Given an arbitrary fixed expression, I want to substitute a single symbol with a collection of multiple values. Examples:

Expression       | Symbol | Replace with               | Desired Output
-----------------------------------------------------------------------------------------
f(x, 5)          | x      | a = 1, b = sym, c = "char" | f(a = 1, b = sym, c = "char", 5)
g(f(h(y)), z)    | y      | 1, 2, 3                    | g(f(h(1, 2, 3)), z)
g(f(h(y), z), z) | z      | 4, x                       | g(f(h(y), 4, x), 4, x)

The substitute() function comes close, but it is not exactly what I am looking for. In the example below, I want to turn f(x) into f(1, b = 4, c = d), but I have not yet found the right env argument.

substitute(
  expr = f(x),
  env = list(x = list(1, b = 4, c = rlang::sym("d")))
)
#> f(list(1, b = 4, c = d))

substitute(
  expr = f(x),
  env = list(x = as.call(c(quote(x), 1, b = 4, c = quote(d)))[-1])
)
#> f(1(b = 4, c = d))

^{Created on 2019-02-09 by the reprex package (v0.2.1)}

Is it possible to find an env such that substitute(f(x), env) equals f(1, b = 4, c = d)?

Remarks:

• Above, it is important that we begin with f(x). We cannot simply write as.call(c(quote(f), env)).
• The motivating use case is described at https://github.com/ropensci/drake/issues/724 and https://github.com/ropensci/drake/issues/726.
• We cannot use !!! from tidy evaluation because all tidy evaluation in drake needs to be handled separately.
• This post replaces an earlier one that was less clear.

Answer 1

Here's a take on a splicing function

splice <- function(x, replacements) {
  if (is(x, "call")) {
    as.call(do.call("c",lapply(as.list(x), splice, replacements), quote=T))
  } else if (is(x, "name")) {
    if (deparse(x) %in% names(replacements)) {
      return(replacements[[deparse(x)]])
    } else {
      list(x)
    }
  } else {
    list(x)
  }
}

It seems to work with the sample input

splice(quote(f(x, 5) ), list(x=list(a = 1, b = quote(sym), c = "char" )))
# f(a = 1, b = sym, c = "char", 5)
splice(quote(g(f(h(y)), z)) , list(y=list(1,2,3)))
# g(f(h(1, 2, 3)), z)
splice(quote(g(f(h(y), z), z)), list(z=list(4, quote(x))) )
# g(f(h(y), 4, x), 4, x)

Basically you just swap out the symbol names. it should also work with single variable replacements that aren't in a list.
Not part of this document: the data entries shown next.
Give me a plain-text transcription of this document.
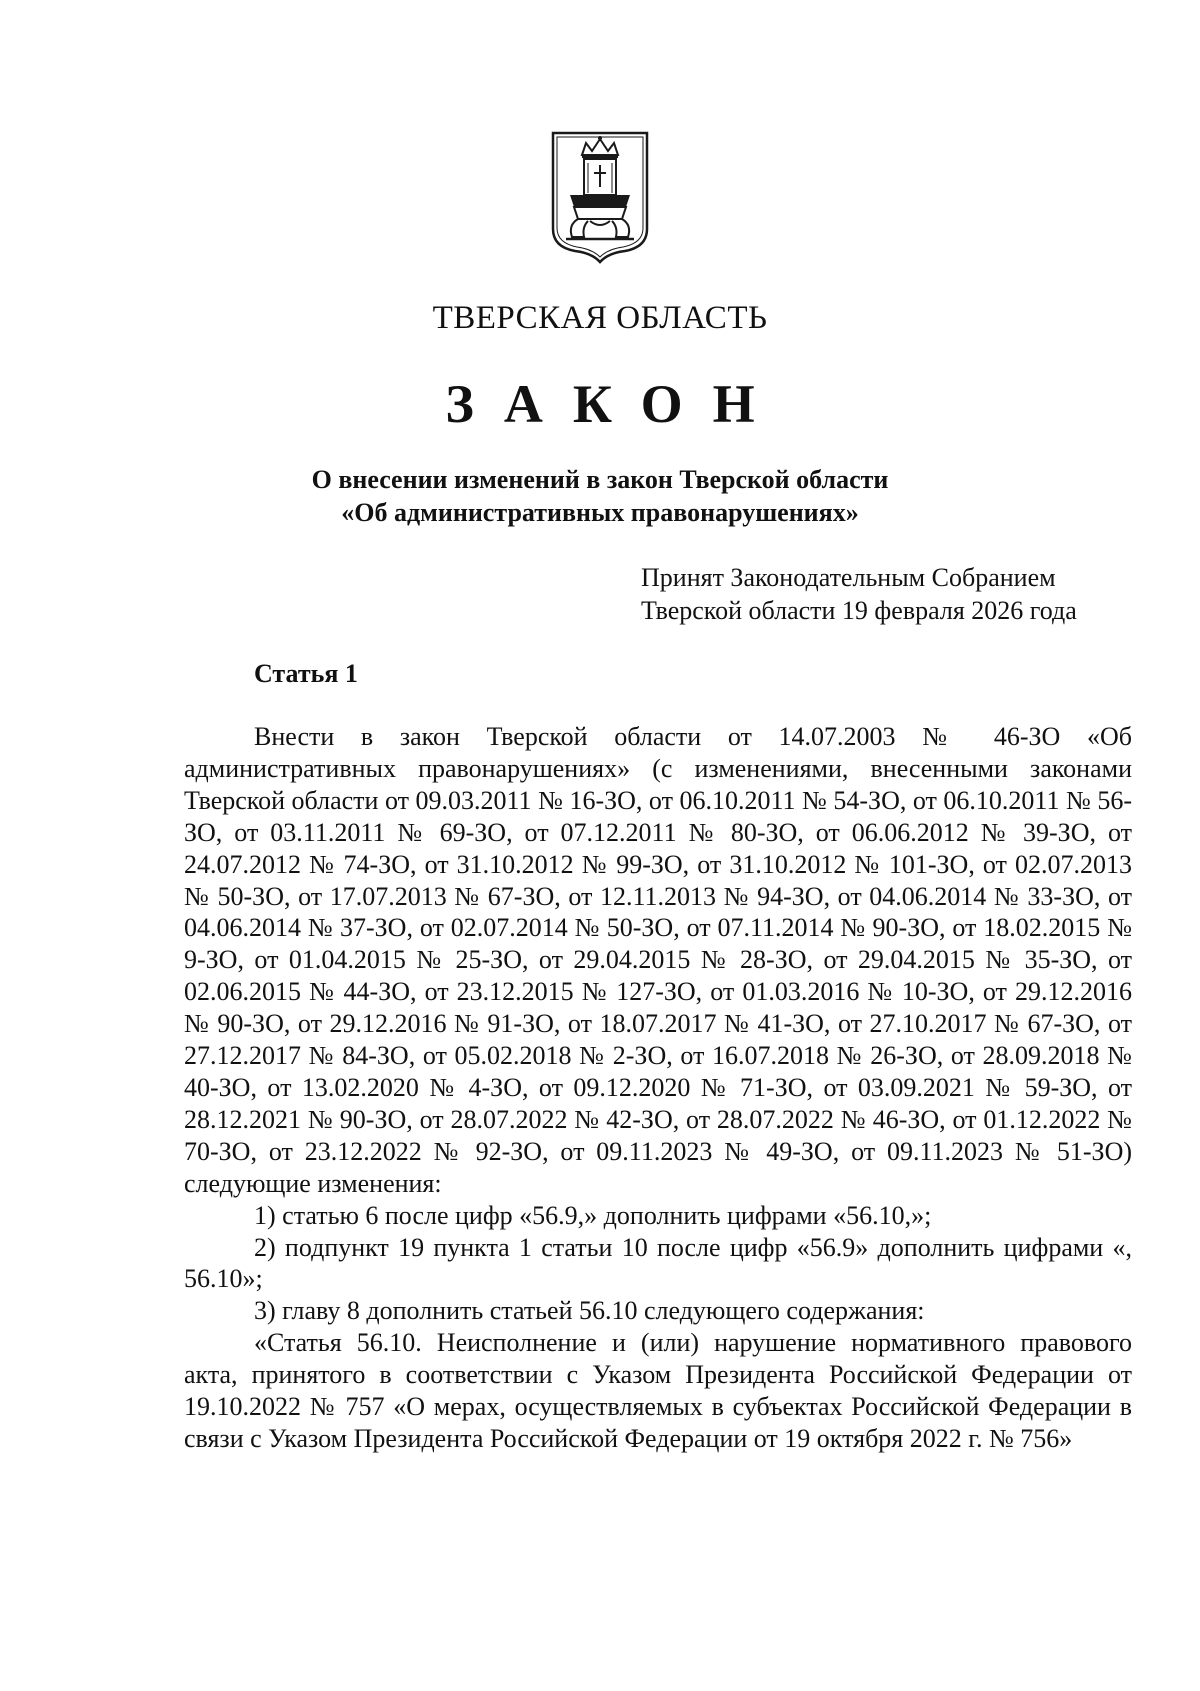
ТВЕРСКАЯ ОБЛАСТЬ
ЗАКОН
О внесении изменений в закон Тверской области
«Об административных правонарушениях»
Принят Законодательным Собранием
Тверской области 19 февраля 2026 года
Статья 1

Внести в закон Тверской области от 14.07.2003 № 46-ЗО «Об административных правонарушениях» (с изменениями, внесенными законами Тверской области от 09.03.2011 № 16-ЗО, от 06.10.2011 № 54-ЗО, от 06.10.2011 № 56-ЗО, от 03.11.2011 № 69-ЗО, от 07.12.2011 № 80-ЗО, от 06.06.2012 № 39-ЗО, от 24.07.2012 № 74-ЗО, от 31.10.2012 № 99-ЗО, от 31.10.2012 № 101-ЗО, от 02.07.2013 № 50-ЗО, от 17.07.2013 № 67-ЗО, от 12.11.2013 № 94-ЗО, от 04.06.2014 № 33-ЗО, от 04.06.2014 № 37-ЗО, от 02.07.2014 № 50-ЗО, от 07.11.2014 № 90-ЗО, от 18.02.2015 № 9-ЗО, от 01.04.2015 № 25-ЗО, от 29.04.2015 № 28-ЗО, от 29.04.2015 № 35-ЗО, от 02.06.2015 № 44-ЗО, от 23.12.2015 № 127-ЗО, от 01.03.2016 № 10-ЗО, от 29.12.2016 № 90-ЗО, от 29.12.2016 № 91-ЗО, от 18.07.2017 № 41-ЗО, от 27.10.2017 № 67-ЗО, от 27.12.2017 № 84-ЗО, от 05.02.2018 № 2-ЗО, от 16.07.2018 № 26-ЗО, от 28.09.2018 № 40-ЗО, от 13.02.2020 № 4-ЗО, от 09.12.2020 № 71-ЗО, от 03.09.2021 № 59-ЗО, от 28.12.2021 № 90-ЗО, от 28.07.2022 № 42-ЗО, от 28.07.2022 № 46-ЗО, от 01.12.2022 № 70-ЗО, от 23.12.2022 № 92-ЗО, от 09.11.2023 № 49-ЗО, от 09.11.2023 № 51-ЗО) следующие изменения:

1) статью 6 после цифр «56.9,» дополнить цифрами «56.10,»;

2) подпункт 19 пункта 1 статьи 10 после цифр «56.9» дополнить цифрами «, 56.10»;

3) главу 8 дополнить статьей 56.10 следующего содержания:

«Статья 56.10. Неисполнение и (или) нарушение нормативного правового акта, принятого в соответствии с Указом Президента Российской Федерации от 19.10.2022 № 757 «О мерах, осуществляемых в субъектах Российской Федерации в связи с Указом Президента Российской Федерации от 19 октября 2022 г. № 756»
splice(quote(f(x,5)), list(x=7))
# f(7, 5)

You basically need to re-write the call by manipulating it as a list. This is what the tidyverse functions are doing behind the scene. They intercept the current call, re-write it, then evaluate the newly expanded call. substitute will never work because you aren't just replacing one symbol with one value. You need to change the number of parameters you are passing to a function.